Chart trackers Gallup recorded sales of 20,000 in the game's first 48 hours on shelves, and Sony estimates 30,000 copies were sold by lunchtime on Tuesday 17 September.

Only 12 isolated incidents of street breaking were recorded. Software City in Leeds put the title out on Wednesday 11 September but had it back in the stockroom five minutes after a stiff phonecall from Sony.

Both Sony and exclusive distributor Centresoft attribute the trade's uncharacteristic display of obedience to the strongly worded letter distributed by Sony to the multiples regarding keeping street dates. "We had unequivocal support," said Sony sales director Doug Goodwin.

Centresoft sales director David Neal said independents far exceeded their usual market share on day one because it wasn't discounted and it wasn't shipped early. "This gives them amazing confidence for Tekken 2," he said.

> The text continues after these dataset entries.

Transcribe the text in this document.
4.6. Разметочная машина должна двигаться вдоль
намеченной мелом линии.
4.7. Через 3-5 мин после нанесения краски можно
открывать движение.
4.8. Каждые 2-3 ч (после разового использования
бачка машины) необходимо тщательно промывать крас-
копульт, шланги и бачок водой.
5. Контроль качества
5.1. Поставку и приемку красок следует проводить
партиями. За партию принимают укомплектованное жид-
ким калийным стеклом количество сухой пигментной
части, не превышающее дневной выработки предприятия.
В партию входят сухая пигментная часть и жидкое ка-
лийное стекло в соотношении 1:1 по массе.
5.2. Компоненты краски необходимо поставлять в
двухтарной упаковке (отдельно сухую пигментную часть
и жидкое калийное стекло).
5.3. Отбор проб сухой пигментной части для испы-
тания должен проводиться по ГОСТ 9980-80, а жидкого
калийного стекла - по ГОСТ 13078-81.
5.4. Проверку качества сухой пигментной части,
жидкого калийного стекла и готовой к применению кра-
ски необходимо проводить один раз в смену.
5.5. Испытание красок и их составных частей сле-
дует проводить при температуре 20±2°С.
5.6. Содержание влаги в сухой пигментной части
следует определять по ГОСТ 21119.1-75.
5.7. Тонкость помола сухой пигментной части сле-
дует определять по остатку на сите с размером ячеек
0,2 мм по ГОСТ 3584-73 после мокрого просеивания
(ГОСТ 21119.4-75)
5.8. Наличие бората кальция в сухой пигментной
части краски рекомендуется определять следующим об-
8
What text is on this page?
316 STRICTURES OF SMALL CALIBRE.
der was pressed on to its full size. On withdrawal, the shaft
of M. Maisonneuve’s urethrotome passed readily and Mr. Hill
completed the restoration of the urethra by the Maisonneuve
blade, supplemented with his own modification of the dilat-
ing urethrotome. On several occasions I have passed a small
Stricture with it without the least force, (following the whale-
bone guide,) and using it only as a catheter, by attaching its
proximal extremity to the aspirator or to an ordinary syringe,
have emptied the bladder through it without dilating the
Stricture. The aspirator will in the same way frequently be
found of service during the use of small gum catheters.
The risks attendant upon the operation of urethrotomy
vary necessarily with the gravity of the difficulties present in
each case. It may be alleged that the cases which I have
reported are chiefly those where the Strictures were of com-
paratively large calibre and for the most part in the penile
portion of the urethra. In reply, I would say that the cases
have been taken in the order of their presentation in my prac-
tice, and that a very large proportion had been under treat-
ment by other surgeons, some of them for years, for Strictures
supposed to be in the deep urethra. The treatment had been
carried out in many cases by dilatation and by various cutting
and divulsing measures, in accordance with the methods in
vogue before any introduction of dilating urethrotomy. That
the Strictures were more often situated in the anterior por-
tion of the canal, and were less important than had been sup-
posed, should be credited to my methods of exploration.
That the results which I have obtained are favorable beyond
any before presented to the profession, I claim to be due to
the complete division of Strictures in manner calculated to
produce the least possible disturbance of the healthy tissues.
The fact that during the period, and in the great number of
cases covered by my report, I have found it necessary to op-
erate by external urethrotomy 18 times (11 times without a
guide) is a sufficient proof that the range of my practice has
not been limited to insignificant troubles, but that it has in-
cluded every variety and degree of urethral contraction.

F1's success is the latest in an unusually strong string of record breaking triple-A titles over the summer. It inherited the fastest selling CD mantel from VIE's recent PSX game, Resident Evil. F1 has also proved itself faster than the PC CD game Grand Prix 2, which sped to number one at the end of July with a 333,000 first day ship. Playstation's share of the CD market is now over 30%, way ahead of Saturn's 7%.

Sony is anticipating knocking stories from the national media for its forthcoming u40 million Playstation TV campaign. The ads feature a man driven insane by the Playstation. The Mail on Sunday has got MP David Atkinson and mental health charities Mind and the National Schizophrenics Fellowship to condemn the campaign.